SORU-Ailenizle nasıl anlaşıyorsunuz? Böyle bir kitabı yazarken nereden esinlendiniz? Engelli olduğunuz için kitapta beden hocasının yaptığı gibi küçümsenme gibi davranışlar yaşadınız mı? Kitapta yazdığınız gibi bir gün herkesin duyarlı olacağı, karakteristik anlamda da düzeleceğimize kafadan engelli durumunu atlatacağımızı düşünüyor musunuz? (Ömer Yiğit Çağıl)
CEVAP-Ömer Kardeşim, Kitabı çok dikkatli okuduğunuz ve anladığınız anlaşılıyor. Sizin gibi böyle kitapları okuyarak hayatında bilinçlenen ve farkındalık oluşturan gençlerin çoğaldığını gördükçe insanın gelecekten umudu artıyor.
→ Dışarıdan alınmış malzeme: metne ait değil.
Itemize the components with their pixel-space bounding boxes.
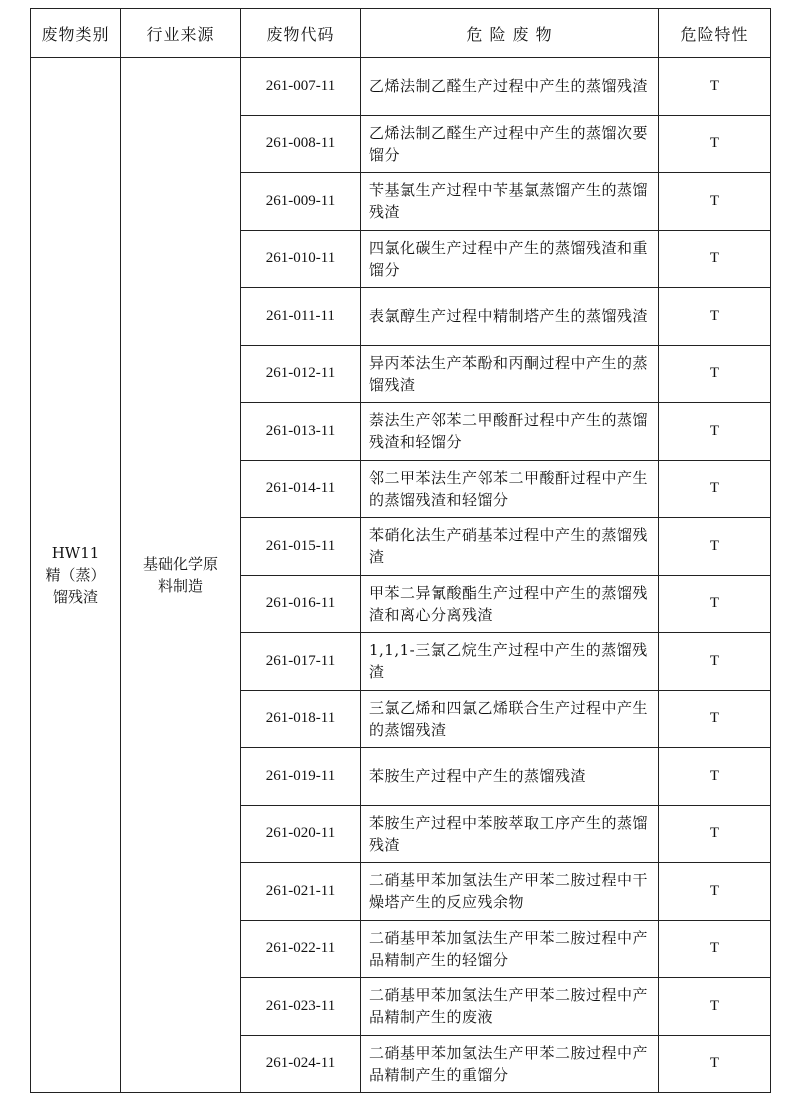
waste-code-cell: 261-024-11 — [241, 1035, 361, 1093]
industry-source-line: 基础化学原 — [142, 555, 218, 573]
table-row — [31, 58, 771, 116]
hazardous-waste-description-cell: 表氯醇生产过程中精制塔产生的蒸馏残渣 — [361, 288, 659, 346]
hazard-characteristic-cell: T — [659, 460, 771, 518]
waste-category-line: HW11 — [51, 544, 100, 562]
waste-code-cell: 261-022-11 — [241, 920, 361, 978]
hazardous-waste-table — [30, 8, 771, 1093]
hazardous-waste-description-cell: 苯胺生产过程中产生的蒸馏残渣 — [361, 748, 659, 806]
header-waste-category: 废物类别 — [31, 9, 121, 58]
hazardous-waste-description-cell: 乙烯法制乙醛生产过程中产生的蒸馏残渣 — [361, 58, 659, 116]
hazard-characteristic-cell: T — [659, 863, 771, 921]
waste-code-cell: 261-009-11 — [241, 173, 361, 231]
waste-code-cell: 261-013-11 — [241, 403, 361, 461]
waste-category-cell — [31, 58, 121, 1093]
hazardous-waste-description-cell: 苯硝化法生产硝基苯过程中产生的蒸馏残渣 — [361, 518, 659, 576]
hazardous-waste-description-cell: 二硝基甲苯加氢法生产甲苯二胺过程中产品精制产生的废液 — [361, 978, 659, 1036]
hazardous-waste-description-cell: 1,1,1-三氯乙烷生产过程中产生的蒸馏残渣 — [361, 633, 659, 691]
waste-category-line: 馏残渣 — [52, 588, 98, 606]
hazard-characteristic-cell: T — [659, 978, 771, 1036]
hazard-characteristic-cell: T — [659, 288, 771, 346]
hazard-characteristic-cell: T — [659, 115, 771, 173]
hazardous-waste-description-cell: 四氯化碳生产过程中产生的蒸馏残渣和重馏分 — [361, 230, 659, 288]
hazard-characteristic-cell: T — [659, 58, 771, 116]
waste-code-cell: 261-020-11 — [241, 805, 361, 863]
hazard-characteristic-cell: T — [659, 518, 771, 576]
header-industry-source: 行业来源 — [121, 9, 241, 58]
header-hazard-characteristic: 危险特性 — [659, 9, 771, 58]
waste-code-cell: 261-012-11 — [241, 345, 361, 403]
hazardous-waste-description-cell: 乙烯法制乙醛生产过程中产生的蒸馏次要馏分 — [361, 115, 659, 173]
hazardous-waste-description-cell: 二硝基甲苯加氢法生产甲苯二胺过程中产品精制产生的重馏分 — [361, 1035, 659, 1093]
header-hazardous-waste: 危 险 废 物 — [361, 9, 659, 58]
hazard-characteristic-cell: T — [659, 633, 771, 691]
hazard-characteristic-cell: T — [659, 748, 771, 806]
hazard-characteristic-cell: T — [659, 403, 771, 461]
hazardous-waste-description-cell: 异丙苯法生产苯酚和丙酮过程中产生的蒸馏残渣 — [361, 345, 659, 403]
waste-code-cell: 261-021-11 — [241, 863, 361, 921]
industry-source-line: 料制造 — [157, 577, 203, 595]
waste-code-cell: 261-011-11 — [241, 288, 361, 346]
waste-code-cell: 261-018-11 — [241, 690, 361, 748]
hazardous-waste-description-cell: 苯胺生产过程中苯胺萃取工序产生的蒸馏残渣 — [361, 805, 659, 863]
hazard-characteristic-cell: T — [659, 173, 771, 231]
waste-code-cell: 261-016-11 — [241, 575, 361, 633]
table-body — [31, 58, 771, 1093]
hazard-characteristic-cell: T — [659, 575, 771, 633]
hazard-characteristic-cell: T — [659, 805, 771, 863]
waste-code-cell: 261-017-11 — [241, 633, 361, 691]
hazard-characteristic-cell: T — [659, 920, 771, 978]
waste-code-cell: 261-019-11 — [241, 748, 361, 806]
hazardous-waste-description-cell: 邻二甲苯法生产邻苯二甲酸酐过程中产生的蒸馏残渣和轻馏分 — [361, 460, 659, 518]
waste-code-cell: 261-008-11 — [241, 115, 361, 173]
waste-category-line: 精（蒸） — [45, 566, 106, 584]
hazard-characteristic-cell: T — [659, 690, 771, 748]
header-row — [31, 9, 771, 58]
waste-code-cell: 261-007-11 — [241, 58, 361, 116]
table-header — [31, 9, 771, 58]
waste-code-cell: 261-023-11 — [241, 978, 361, 1036]
hazardous-waste-description-cell: 萘法生产邻苯二甲酸酐过程中产生的蒸馏残渣和轻馏分 — [361, 403, 659, 461]
hazard-characteristic-cell: T — [659, 230, 771, 288]
hazardous-waste-description-cell: 二硝基甲苯加氢法生产甲苯二胺过程中干燥塔产生的反应残余物 — [361, 863, 659, 921]
waste-code-cell: 261-015-11 — [241, 518, 361, 576]
industry-source-cell — [121, 58, 241, 1093]
hazardous-waste-description-cell: 苄基氯生产过程中苄基氯蒸馏产生的蒸馏残渣 — [361, 173, 659, 231]
hazardous-waste-description-cell: 二硝基甲苯加氢法生产甲苯二胺过程中产品精制产生的轻馏分 — [361, 920, 659, 978]
hazard-characteristic-cell: T — [659, 1035, 771, 1093]
waste-code-cell: 261-010-11 — [241, 230, 361, 288]
header-waste-code: 废物代码 — [241, 9, 361, 58]
hazardous-waste-description-cell: 甲苯二异氰酸酯生产过程中产生的蒸馏残渣和离心分离残渣 — [361, 575, 659, 633]
hazard-characteristic-cell: T — [659, 345, 771, 403]
hazardous-waste-description-cell: 三氯乙烯和四氯乙烯联合生产过程中产生的蒸馏残渣 — [361, 690, 659, 748]
waste-code-cell: 261-014-11 — [241, 460, 361, 518]
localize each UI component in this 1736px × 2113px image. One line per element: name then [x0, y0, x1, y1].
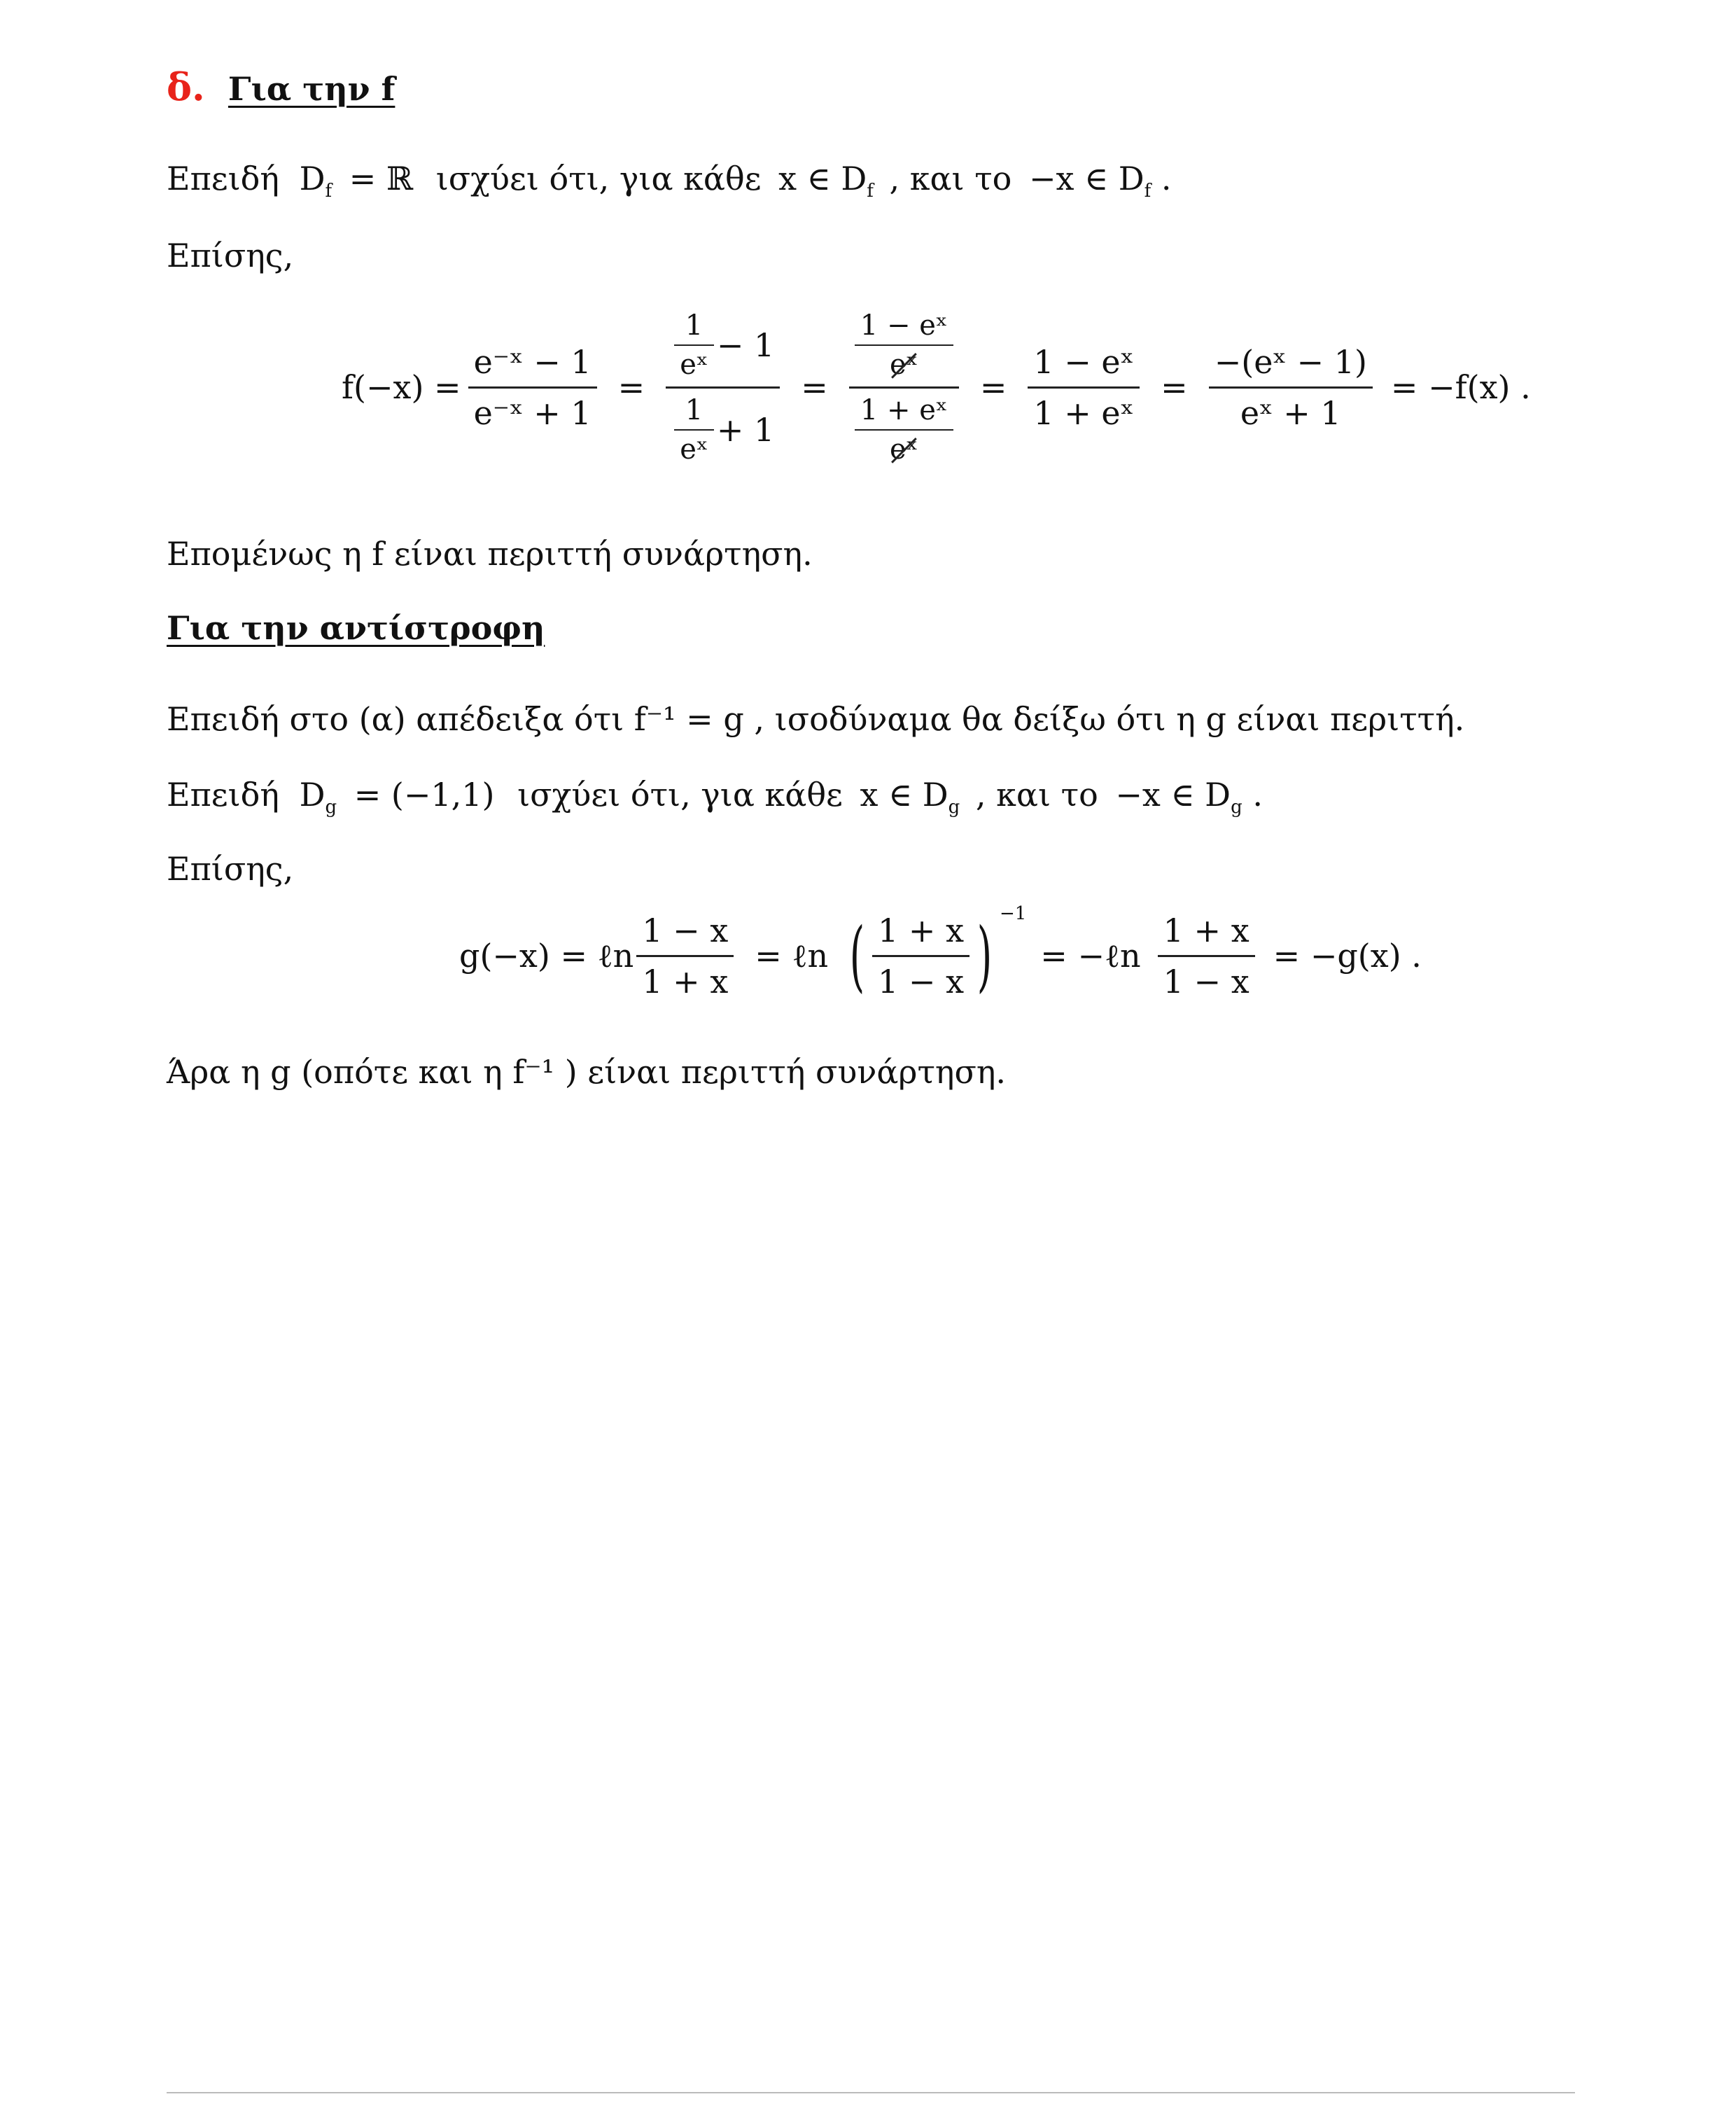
equation-f-odd: f(−x) = $\frac{\text{e⁻ˣ − 1}}{\text{e⁻ˣ + 1}}$ = $\frac{1}{\text{eˣ}}$ − 1 $\frac{1}{\text{eˣ}}$ + 1 = $\frac{\frac{\text{1 − eˣ}}{\text{eˣ}}}{\frac{\text{1 + eˣ}}{\text{eˣ}}}$ = $\frac{\text{1 − eˣ}}{\text{1 + eˣ}}$ = $\frac{\text{−(eˣ − 1)}}{\text{eˣ + 1}}$ = −f(x) . — [342, 309, 1531, 466]
fraction-1: $\frac{\text{e⁻ˣ − 1}}{\text{e⁻ˣ + 1}}$ — [468, 343, 597, 432]
also-label-2: Επίσης, — [167, 850, 294, 888]
fraction-4: $\frac{\text{1 − eˣ}}{\text{1 + eˣ}}$ — [1028, 343, 1140, 432]
conclusion-f: Επομένως η f είναι περιττή συνάρτηση. — [167, 535, 813, 573]
section-heading — [167, 64, 395, 109]
fraction-c: $\frac{1 + x}{1 - x}$ — [1158, 912, 1255, 1000]
section-letter: δ. — [167, 64, 205, 109]
fraction-2: $\frac{1}{\text{eˣ}}$ − 1 $\frac{1}{\text{eˣ}}$ + 1 — [666, 309, 780, 466]
fraction-5: $\frac{\text{−(eˣ − 1)}}{\text{eˣ + 1}}$ — [1209, 343, 1373, 432]
fraction-a: $\frac{1 - x}{1 + x}$ — [636, 912, 734, 1000]
domain-statement-g: Επειδή $D_g = (-1,1)$ ισχύει ότι, για κάθε x ∈ $D_g$ , και το −x ∈ $D_g$ . — [167, 776, 1263, 818]
domain-statement-f: Επειδή $D_f$ = ℝ ισχύει ότι, για κάθε x ∈ $D_f$ , και το −x ∈ $D_f$ . — [167, 160, 1172, 202]
final-conclusion: Άρα η g (οπότε και η f⁻¹ ) είναι περιττή συνάρτηση. — [167, 1053, 1007, 1091]
equation-g-odd: g(−x) = ℓn $\frac{1 - x}{1 + x}$ = ℓn ( $\frac{1 + x}{1 - x}$ ) −1 = −ℓn $\frac{1 + x}{1 - x}$ = −g(x) . — [459, 903, 1422, 1000]
fraction-b: $\frac{1 + x}{1 - x}$ — [872, 912, 969, 1000]
inverse-statement: Επειδή στο (α) απέδειξα ότι f⁻¹ = g , ισοδύναμα θα δείξω ότι η g είναι περιττή. — [167, 700, 1465, 738]
fraction-3: $\frac{\frac{\text{1 − eˣ}}{\text{eˣ}}}{\frac{\text{1 + eˣ}}{\text{eˣ}}}$ — [849, 309, 959, 466]
footer-divider — [167, 2092, 1575, 2093]
inverse-heading: Για την αντίστροφη — [167, 609, 545, 647]
section-title: Για την f — [227, 70, 396, 108]
also-label: Επίσης, — [167, 237, 294, 274]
Sizin bu kitabı okuyup anladıktan sonra anlayacağına inandığınız arkadaşlarınıza da okutmanız ve çevrenize anlatmanız, bunu da ömür boyu bıkmadan yapmanız benim sizlere olan inancımı artırıyor. Kafadan engelli olmaktan ancak böyle kurtulabiliriz.
Ortaokulda Türkçe öğretmenim benim şiir yazacağıma inanamadı. Şiir okutmadılar lisede de ortaokulda da. Ama ben şu anda sizlere yazdığım şiiri okuyacağım ve hayatta neler yaşadığımı da siz tahmin edin. Hepinize hayatta engellilere karşı bilinçlenen ve farkındalık dolu hayat diliyorum.
BİLGİLİ OLMA AŞKI
Bilmek ile sevmektir, iki büyük hazine.
Okuyan zengindir hep, değerini bilene.
Okuyana yan bakan hem cahil hem avane.
Bilmeyen ve sevmeyen, en büyük bir divane.
Biz bilgiyi sevgiyi, övmek için toplandık.
Bilmeyip sevmeyince, ta derinden aldandık.
Bilen ve sevenleri, kimseler aldatamaz.
O’na kötü insanlar, dönüp de yan bakamaz.
Yaşasın bilgi sevgi, yaşasın okumak.
Eğitimin amacı, kalbe sevgi dokumak.
Bilgili olmak başka, okumak daha başka.
Okuyarak gelirim, ben her zaman bu aşka.